Look at the squares of 9.3 and 9.4.
9.3³ = 804.357
9.4³ = 830.584
By looking at these squares, it is evident that \(\sqrt[3]{824}\) is between 9.3 and 9.4.

You can approximate the value of an irrational number to the hundredths place as well.

The value of \(\sqrt{3}\) is something between 1 and 2.
Look at the squares of 1.7 and 1.8.
1.7² = 2.89
1.8² = 3.24
By looking at these squares, it is evident that \(\sqrt{3}\) is between 1.7 and 1.8.

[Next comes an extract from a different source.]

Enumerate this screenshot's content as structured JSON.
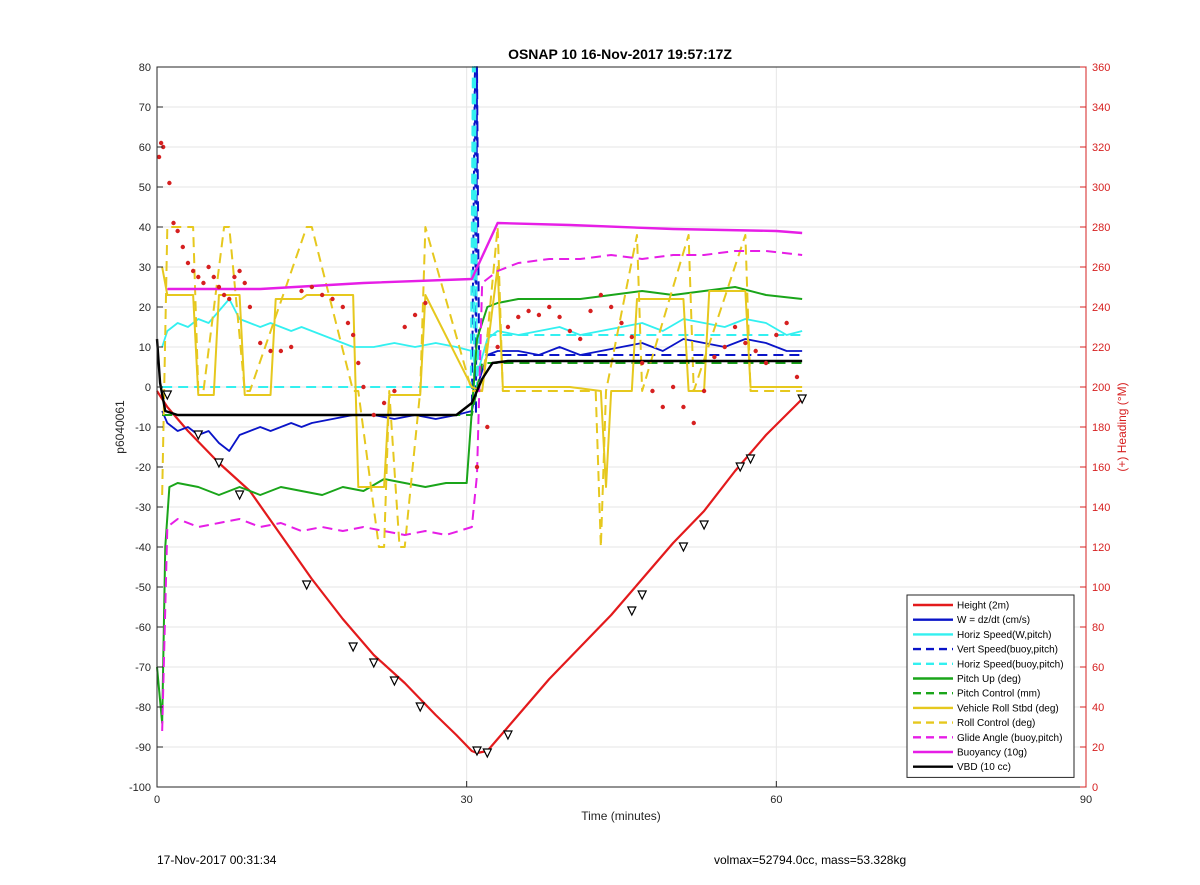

Now, narrow explore to the hundredths place.
1.73²= 2.99
1.714² = 3.03
By looking at these squares, it is evident that \(\sqrt{3}\) is between 1.73 and 1.74.

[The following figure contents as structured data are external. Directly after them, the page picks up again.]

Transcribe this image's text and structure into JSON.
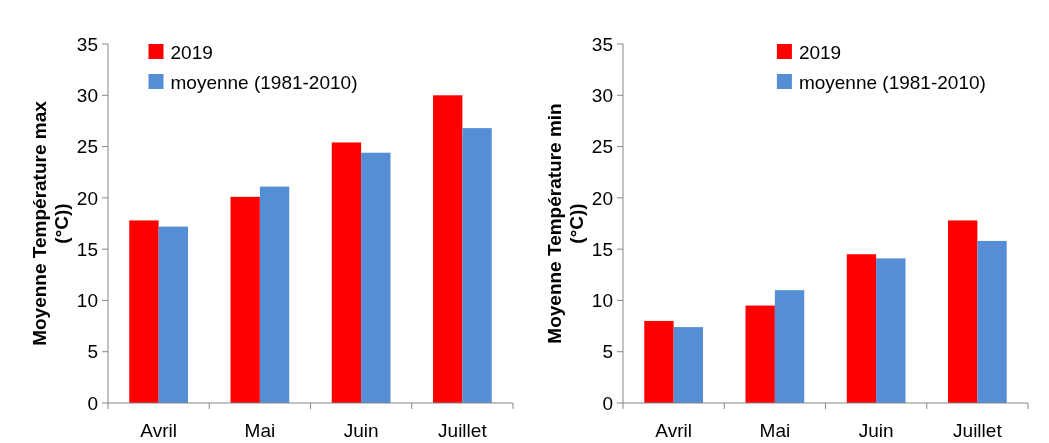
{
  "chart_data": [
    {
      "type": "bar",
      "ylabel": "Moyenne Température max (°C))",
      "categories": [
        "Avril",
        "Mai",
        "Juin",
        "Juillet"
      ],
      "series": [
        {
          "name": "2019",
          "color": "#ff0000",
          "values": [
            17.8,
            20.1,
            25.4,
            30.0
          ]
        },
        {
          "name": "moyenne (1981-2010)",
          "color": "#558ed5",
          "values": [
            17.2,
            21.1,
            24.4,
            26.8
          ]
        }
      ],
      "ylim": [
        0,
        35
      ],
      "yticks": [
        0,
        5,
        10,
        15,
        20,
        25,
        30,
        35
      ],
      "legend": "top left"
    },
    {
      "type": "bar",
      "ylabel": "Moyenne Température min (°C))",
      "categories": [
        "Avril",
        "Mai",
        "Juin",
        "Juillet"
      ],
      "series": [
        {
          "name": "2019",
          "color": "#ff0000",
          "values": [
            8.0,
            9.5,
            14.5,
            17.8
          ]
        },
        {
          "name": "moyenne (1981-2010)",
          "color": "#558ed5",
          "values": [
            7.4,
            11.0,
            14.1,
            15.8
          ]
        }
      ],
      "ylim": [
        0,
        35
      ],
      "yticks": [
        0,
        5,
        10,
        15,
        20,
        25,
        30,
        35
      ],
      "legend": "top right"
    }
  ]
}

Approximate each value to the hundredths place.

Question 1.
The value of \(\sqrt{8}\) is between ___ and ____
Answer: The value of \(\sqrt{8}\) is something between 2 and 3.
Look at the squares of 2.8 and 2.9.
2.8² = 7.84
2.9² = 8.41
By looking at these squares, it is evident that \(\sqrt{8}\) is between 2.8 and 2.9.

Question 2.
The value of \(\sqrt{11}\) is between ____ and ____
Answer: The value of \(\sqrt{11}\) is something between 3 and 4.
Look at the squares of 3.3 and 3.4.
3.3² = 10.89
3.4² = 11.56
By looking at these squares, it is evident that \(\sqrt{11}\) is between 3.3 and 3.4.

Question 3.
The value of \(\sqrt{90}\) is between ____ and ____
Answer: The value of \(\sqrt{90}\) is something between 9 and 100.
Look at the squares of 9.4 and 9.5.
9.4² = 88.36
9.5² = 90.25
By looking at these squares, it is evident that \(\sqrt{90}\) is between 9.4 and 9.5.

Question 4.
The value of \(\sqrt[3]{72}\) is between ____ and ____
Answer: The value of \(\sqrt[3]{72}\) is something between 4  and 5.
Look at the squares of 4.1 and 4.2.
4.1³ = 68.921
4.2³ = 74.088
By looking at these squares, it is evident that \(\sqrt[3]{72}\) is between 4.1 and 4.2.

Question 5.
The value of \(\sqrt[3]{81}\) is between ____ and ____
Answer: The value of \(\sqrt[3]{81}\) is something between 4  and 5.
Look at the squares of 4.3 and 4.4.
4.3³ = 79.507
4.4³ = 85.184
By looking at these squares, it is evident that \(\sqrt[3]{81}\) is between 4.3 and 4.4.

Question 6.
The value of \(\sqrt{27}\) is between ____ and ____
Answer: The value of \(\sqrt{27}\) is something between 5 and 6.
Look at the squares of 5.1 and 5.2.
5.1² = 26.01
5.2² = 27.04
By looking at these squares, it is evident that \(\sqrt{27}\) is between 5.1 and 5.2.

Question 7.
The value of \(\sqrt[3]{33}\) is between ____ and ____
Answer: The value of \(\sqrt[3]{33}\) is something between 3  and 4.
Look at the squares of 3.2 and 3.3.
3.2³ = 32.768
3.3³ = 35.937
By looking at these squares, it is evident that \(\sqrt[3]{33}\) is between 3.2 and 3.3.

Question 8.
The value of \(\sqrt{23}\) is between ____ and _____
Answer: The value of \(\sqrt{23}\) is something between 4 and 5.
Look at the squares of 4.7 and 4.8.
4.7² = 22.09
4.8² = 23.09
By looking at these squares, it is evident that \(\sqrt{90}\) is between 4.7 and 4.8.